There is currently no oral selective estrogen receptor degrader (SERD) on the market today to treat breast cancer. University of Illinois Cancer Center members Greg Thatcher and Debra Tonetti believe they’ve developed a product that will change that.
G1T48, licensed to Durham, N.C.-based biopharmaceutical company G1 Therapeutics, has entered into Phase 1/2a clinical trial. The drug was demonstrated to be more potent in preclinical trials to fulvestrant – the only SERD approved by the U.S. Food and Drug Administration to treat hormone receptor positive metastatic breast cancer in postmenopausal women, according to representatives at G1 Therapeutics.
About 70 percent of breast cancer patients have estrogen receptor positive (ER+) tumors, said Tonetti, PhD, professor of pharmacology and interim department head of biopharmaceutical sciences in the UIC College of Pharmacy. Tamoxifen and aromatase inhibitors – both of which are considered endocrine or hormone therapy – represent first-line treatment for ER+ patients. However, up to 50 percent of these patients either do not respond to the treatment or acquire resistance within five years of therapy, she said.
G1 Therapeutics had been interested in licensing a SERD drug but had not found one that they thought would succeed. But after reviewing the pre-clinical data for G1T48, the company believed it was the one, Thatcher said.
“Compared to pharmaceutical companies, resources in academia are quite limited. Therefore, a new niche must be uncovered, and we feel G1T48 may be the first in its class, and the best in its class,” said Thatcher, Hans W. Vahlteich Chair of Medicinal Chemistry and co-director of the UI Cancer Center’s Translational and Oncology Program. “We believe patients will better tolerate and respond to G1T48 since it’s a once-daily oral medication.”

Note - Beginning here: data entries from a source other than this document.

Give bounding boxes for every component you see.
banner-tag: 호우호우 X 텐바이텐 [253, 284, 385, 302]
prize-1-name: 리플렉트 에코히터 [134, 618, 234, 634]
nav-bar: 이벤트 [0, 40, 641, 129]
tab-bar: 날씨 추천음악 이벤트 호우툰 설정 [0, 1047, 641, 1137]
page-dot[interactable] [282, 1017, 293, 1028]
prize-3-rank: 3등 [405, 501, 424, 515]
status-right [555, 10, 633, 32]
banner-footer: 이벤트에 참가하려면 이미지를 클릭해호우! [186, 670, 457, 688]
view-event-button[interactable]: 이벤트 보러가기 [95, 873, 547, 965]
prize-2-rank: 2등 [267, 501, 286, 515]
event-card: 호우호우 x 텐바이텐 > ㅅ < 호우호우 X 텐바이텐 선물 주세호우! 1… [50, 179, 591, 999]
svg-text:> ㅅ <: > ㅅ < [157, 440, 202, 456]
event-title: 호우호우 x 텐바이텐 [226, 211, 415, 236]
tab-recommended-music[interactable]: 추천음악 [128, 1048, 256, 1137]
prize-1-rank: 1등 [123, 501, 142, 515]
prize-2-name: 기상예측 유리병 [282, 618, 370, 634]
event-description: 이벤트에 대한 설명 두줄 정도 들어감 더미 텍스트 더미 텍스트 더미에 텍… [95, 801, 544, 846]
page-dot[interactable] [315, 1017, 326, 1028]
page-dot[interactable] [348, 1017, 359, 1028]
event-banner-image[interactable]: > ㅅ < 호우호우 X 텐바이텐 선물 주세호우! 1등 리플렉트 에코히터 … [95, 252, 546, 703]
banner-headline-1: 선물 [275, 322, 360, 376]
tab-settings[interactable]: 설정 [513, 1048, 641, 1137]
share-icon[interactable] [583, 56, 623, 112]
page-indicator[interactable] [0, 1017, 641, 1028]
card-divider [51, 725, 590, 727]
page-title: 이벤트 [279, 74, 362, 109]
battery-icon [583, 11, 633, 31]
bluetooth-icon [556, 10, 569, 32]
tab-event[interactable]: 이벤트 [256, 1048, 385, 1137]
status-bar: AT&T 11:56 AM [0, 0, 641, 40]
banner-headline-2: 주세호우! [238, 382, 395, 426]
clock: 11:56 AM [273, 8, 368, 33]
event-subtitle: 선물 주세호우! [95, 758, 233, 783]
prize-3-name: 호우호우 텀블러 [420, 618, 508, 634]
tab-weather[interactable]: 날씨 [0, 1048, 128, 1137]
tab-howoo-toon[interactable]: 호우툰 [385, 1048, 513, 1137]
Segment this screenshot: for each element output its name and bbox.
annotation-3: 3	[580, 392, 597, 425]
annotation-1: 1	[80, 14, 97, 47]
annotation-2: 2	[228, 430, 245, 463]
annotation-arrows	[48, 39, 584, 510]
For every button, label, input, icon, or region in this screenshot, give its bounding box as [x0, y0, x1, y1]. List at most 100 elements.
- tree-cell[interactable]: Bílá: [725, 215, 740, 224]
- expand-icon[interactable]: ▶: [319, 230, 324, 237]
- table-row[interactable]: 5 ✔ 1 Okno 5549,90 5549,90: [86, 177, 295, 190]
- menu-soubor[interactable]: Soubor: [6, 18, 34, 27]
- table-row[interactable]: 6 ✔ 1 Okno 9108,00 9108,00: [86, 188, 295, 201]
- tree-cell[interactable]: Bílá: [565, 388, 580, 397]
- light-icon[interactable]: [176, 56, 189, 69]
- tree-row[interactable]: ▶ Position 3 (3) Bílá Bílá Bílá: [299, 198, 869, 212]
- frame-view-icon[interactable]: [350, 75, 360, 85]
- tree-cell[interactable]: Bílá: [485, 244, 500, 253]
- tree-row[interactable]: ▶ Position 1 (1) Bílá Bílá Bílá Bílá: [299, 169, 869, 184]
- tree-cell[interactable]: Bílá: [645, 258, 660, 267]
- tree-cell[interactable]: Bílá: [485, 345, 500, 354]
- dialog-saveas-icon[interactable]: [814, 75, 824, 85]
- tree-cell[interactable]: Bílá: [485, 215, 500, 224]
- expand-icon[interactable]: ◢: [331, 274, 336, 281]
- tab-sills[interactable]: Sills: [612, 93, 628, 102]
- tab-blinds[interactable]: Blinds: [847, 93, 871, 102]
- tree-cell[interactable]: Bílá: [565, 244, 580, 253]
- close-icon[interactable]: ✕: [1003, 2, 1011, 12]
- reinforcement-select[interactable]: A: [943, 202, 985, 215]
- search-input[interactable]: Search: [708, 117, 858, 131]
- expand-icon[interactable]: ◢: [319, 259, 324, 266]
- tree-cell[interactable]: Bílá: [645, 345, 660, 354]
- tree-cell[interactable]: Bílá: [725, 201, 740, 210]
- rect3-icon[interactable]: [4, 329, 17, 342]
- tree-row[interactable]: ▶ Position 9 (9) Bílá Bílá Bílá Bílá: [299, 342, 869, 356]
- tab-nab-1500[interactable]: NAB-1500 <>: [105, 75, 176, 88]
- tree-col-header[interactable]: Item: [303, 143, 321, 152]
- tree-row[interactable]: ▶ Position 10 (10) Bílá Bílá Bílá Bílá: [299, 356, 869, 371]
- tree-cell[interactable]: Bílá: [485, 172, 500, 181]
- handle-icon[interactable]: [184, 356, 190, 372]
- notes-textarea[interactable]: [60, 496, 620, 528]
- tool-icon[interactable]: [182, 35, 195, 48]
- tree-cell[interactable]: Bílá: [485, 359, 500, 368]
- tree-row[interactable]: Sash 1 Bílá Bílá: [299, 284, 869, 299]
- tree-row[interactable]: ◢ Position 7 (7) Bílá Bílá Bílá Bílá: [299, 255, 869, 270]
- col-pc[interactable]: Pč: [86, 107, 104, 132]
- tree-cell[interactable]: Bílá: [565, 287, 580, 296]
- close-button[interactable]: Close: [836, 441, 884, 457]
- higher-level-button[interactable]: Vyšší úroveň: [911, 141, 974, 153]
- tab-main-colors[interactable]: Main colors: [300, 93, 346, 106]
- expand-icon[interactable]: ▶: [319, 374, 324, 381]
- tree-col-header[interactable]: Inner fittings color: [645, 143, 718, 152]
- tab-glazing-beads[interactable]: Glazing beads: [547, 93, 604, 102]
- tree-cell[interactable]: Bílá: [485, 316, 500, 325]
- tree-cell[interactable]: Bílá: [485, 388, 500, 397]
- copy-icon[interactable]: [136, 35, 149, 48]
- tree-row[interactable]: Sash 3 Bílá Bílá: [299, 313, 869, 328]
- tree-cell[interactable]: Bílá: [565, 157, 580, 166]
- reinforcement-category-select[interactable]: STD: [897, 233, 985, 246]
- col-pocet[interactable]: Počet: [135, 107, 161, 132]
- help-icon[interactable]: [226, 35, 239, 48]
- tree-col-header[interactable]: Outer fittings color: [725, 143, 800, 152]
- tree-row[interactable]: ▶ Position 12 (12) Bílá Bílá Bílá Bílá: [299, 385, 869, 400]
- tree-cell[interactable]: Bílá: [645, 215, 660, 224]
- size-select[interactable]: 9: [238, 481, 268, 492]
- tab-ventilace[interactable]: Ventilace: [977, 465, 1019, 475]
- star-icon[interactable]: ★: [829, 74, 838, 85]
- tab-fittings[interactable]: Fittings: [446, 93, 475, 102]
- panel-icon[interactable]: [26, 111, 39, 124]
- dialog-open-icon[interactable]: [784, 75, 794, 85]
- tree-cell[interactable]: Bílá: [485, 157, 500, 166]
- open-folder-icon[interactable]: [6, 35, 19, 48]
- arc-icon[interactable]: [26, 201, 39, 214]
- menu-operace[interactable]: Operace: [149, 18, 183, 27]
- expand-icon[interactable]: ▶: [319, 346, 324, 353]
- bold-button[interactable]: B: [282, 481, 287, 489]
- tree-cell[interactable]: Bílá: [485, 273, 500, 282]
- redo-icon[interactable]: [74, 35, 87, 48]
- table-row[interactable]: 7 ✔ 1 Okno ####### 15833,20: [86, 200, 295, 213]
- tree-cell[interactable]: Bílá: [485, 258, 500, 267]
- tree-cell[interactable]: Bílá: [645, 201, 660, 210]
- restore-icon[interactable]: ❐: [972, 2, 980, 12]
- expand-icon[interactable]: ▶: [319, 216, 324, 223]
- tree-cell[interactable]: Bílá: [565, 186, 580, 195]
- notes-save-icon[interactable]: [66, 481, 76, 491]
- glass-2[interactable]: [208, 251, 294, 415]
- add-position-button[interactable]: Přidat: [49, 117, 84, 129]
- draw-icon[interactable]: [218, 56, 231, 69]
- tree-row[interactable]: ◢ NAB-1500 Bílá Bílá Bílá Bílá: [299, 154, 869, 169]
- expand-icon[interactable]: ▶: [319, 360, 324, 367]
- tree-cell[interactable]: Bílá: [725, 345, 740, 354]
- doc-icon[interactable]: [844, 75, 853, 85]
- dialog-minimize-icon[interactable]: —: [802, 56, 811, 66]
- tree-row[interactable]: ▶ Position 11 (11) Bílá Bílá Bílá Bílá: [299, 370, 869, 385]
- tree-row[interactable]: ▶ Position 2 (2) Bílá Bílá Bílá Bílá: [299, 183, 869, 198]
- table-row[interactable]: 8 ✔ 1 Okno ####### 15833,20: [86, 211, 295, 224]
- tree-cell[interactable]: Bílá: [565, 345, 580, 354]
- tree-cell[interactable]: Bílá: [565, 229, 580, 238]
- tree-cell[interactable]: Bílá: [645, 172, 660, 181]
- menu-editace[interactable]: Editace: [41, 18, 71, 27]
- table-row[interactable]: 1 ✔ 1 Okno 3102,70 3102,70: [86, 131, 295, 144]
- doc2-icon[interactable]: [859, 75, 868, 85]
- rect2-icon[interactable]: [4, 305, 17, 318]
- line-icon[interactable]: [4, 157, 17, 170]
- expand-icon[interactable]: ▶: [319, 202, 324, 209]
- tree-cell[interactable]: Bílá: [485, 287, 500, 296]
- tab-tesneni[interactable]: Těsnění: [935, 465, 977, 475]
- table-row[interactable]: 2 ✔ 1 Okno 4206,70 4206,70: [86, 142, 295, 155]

Fulvestrant was approved by the U.S. Food and Drug Administration in 2002, making it the first and only SERD on the market. It blocks and causes degradation of estrogen receptors and is used to treat metastatic breast cancer, most often after other hormone drugs (like tamoxifen or an aromatase inhibitor) have stopped working. It is given by injections into the buttocks. For the first month the shots are given two weeks apart. After that, they are given once a month. Fulvestrant is currently approved only for use in post-menopausal women.
There is strong scientific rationale and clinical validation supporting the combination of a SERD with a CDK4/6 inhibitor, such as palbociclib. G1 Therapeutics is interested in using G1T48 in combination with their own CDK4/6 inhibitor, lerociclib, for the treatment of patients with ER+, HER2- breast cancer, G1 Therapeutics stated.
This has been a busy, and successful, year for Thatcher and Tonetti, as G1T48 is the second drug they’ve developed to enter clinical trials. TTC-352 is a selective estrogen mimic that causes complete tumor regression, but unlike tamoxifen, it may pose a reduced risk of uterine cancer development. The drug, which is being tested at four sites throughout the U.S., with a fifth trial soon to be opened at the University of Illinois Hospital & Health Sciences System, is a selective human estrogen receptor partial agonist (ShERPA).
The Phase 1 trial on TTC-352 is nearing completion and Tonetti is optimistic that the drug will one day be a viable option to treat patients with breast cancer. “We’re encouraged by the initial findings, and we’re optimistic about the future successful treatment of patients,” she said.